Non voglio mettere assolutamente in dubbio le competenze e le capacità dell’insegnante di Corleone che dopo una vita trascorsa tra una scuola e l’altra, ora corona il suo sogno ma è certa cara signora di avere ancora le stesse energie di quando ha iniziato a fare la maestra negli anni Settanta?

La stessa maestra ha dichiarato alla stampa: “Nella mia carriera ho avuto mille o duemila studenti, alcuni mi chiamavano mamma. Vorrà dire che adesso mi chiameranno nonna”.
Bernarda si è diplomata nel 1969-1070 e ha vinto il concorso nel 1985.
Aldo si è diplomato nel 2013.
La domanda è semplice: di chi hanno bisogno i nostri ragazzi e il nostro sistema d’istruzione? Di nonni?

Fare l’insegnante non significa semplicemente sapere insegnare a leggere e a scrivere ma saper essere un educatore, saper decodificare i linguaggi di un ragazzo di dieci anni, saper leggere i suoi bisogni che non sono più gli stessi di venti o trent’anni fa. I miei alunni mi parlano di Instagram, si fanno “storie” in Snapchat, leggono i libri su Wattpad. Potrebbe all’apparenza non servire conoscere i loro modi di comunicare, il loro gergo per insegnare ma non è così. Basti pensare al tema del cyberbullismo: per affrontarlo abbiamo bisogno di un esercito di docenti che sappia usare i social network e sappia fare educazione civica digitale oltre ad avere una solida formazione.
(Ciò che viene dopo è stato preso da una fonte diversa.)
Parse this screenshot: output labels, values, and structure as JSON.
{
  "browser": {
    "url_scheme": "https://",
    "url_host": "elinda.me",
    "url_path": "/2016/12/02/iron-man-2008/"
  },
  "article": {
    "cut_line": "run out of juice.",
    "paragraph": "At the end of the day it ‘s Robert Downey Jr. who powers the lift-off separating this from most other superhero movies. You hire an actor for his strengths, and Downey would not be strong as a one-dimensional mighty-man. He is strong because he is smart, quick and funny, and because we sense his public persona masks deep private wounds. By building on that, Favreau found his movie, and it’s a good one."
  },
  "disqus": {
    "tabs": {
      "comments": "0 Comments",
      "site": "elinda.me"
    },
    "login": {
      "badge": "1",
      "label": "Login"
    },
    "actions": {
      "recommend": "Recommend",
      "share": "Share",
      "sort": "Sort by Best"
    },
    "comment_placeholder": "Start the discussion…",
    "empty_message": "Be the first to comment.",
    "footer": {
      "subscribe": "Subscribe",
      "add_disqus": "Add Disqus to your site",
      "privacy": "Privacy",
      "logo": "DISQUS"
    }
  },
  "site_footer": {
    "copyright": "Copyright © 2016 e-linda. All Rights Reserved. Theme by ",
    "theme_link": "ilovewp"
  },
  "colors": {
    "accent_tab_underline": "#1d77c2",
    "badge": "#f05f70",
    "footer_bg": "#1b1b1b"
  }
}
La scuola ha bisogno di uomini e donne che sanno stare tra i ragazzi; di maestri e maestre innovatori, capaci di andare oltre le schede e il quaderno, di smobilitare la lezione frontale. L’Italia è il Paese dove la percentuale dei docenti con meno di 40 anni è solo del 10%, è lo Stato con gli insegnanti “più vecchi” d’Europa. Perché affidare ad una signora settantenne un incarico a tempo indeterminato a fronte di tanti giovani che aspettano una cattedra?

Bernarda aveva diritto alla pensione dopo tutti questi anni di lavoro. Avrebbe potuto essere una risorsa preziosa per offrire alle nuove generazioni di maestri (non sempre formate in maniera adeguata negli atenei) alcuni strumenti e alcune conoscenze didattiche.
Ma questo è stato per anni il nostro sistema di reclutamento degli insegnanti: ne pagheremo le conseguenze a lungo.

Storie come quella della maestra palermitana dovrebbero essere ormai le ultime che raccontiamo ma nella scuola serve al più presto come esiste nelle aziende un responsabile delle risorse umane che sappia valutare la sua squadra, valorizzarla, aiutarla, scegliere. Non può essere il dirigente ad avere questo ruolo ma una figura all’altezza di un ruolo che richiede apposite competenze.
La scuola non è la Croce Rossa, non è nemmeno la casa di riposo. I nostri bambini non hanno bisogno di mamme, papà o nonni in classe ma di insegnanti che sappiano stare con loro.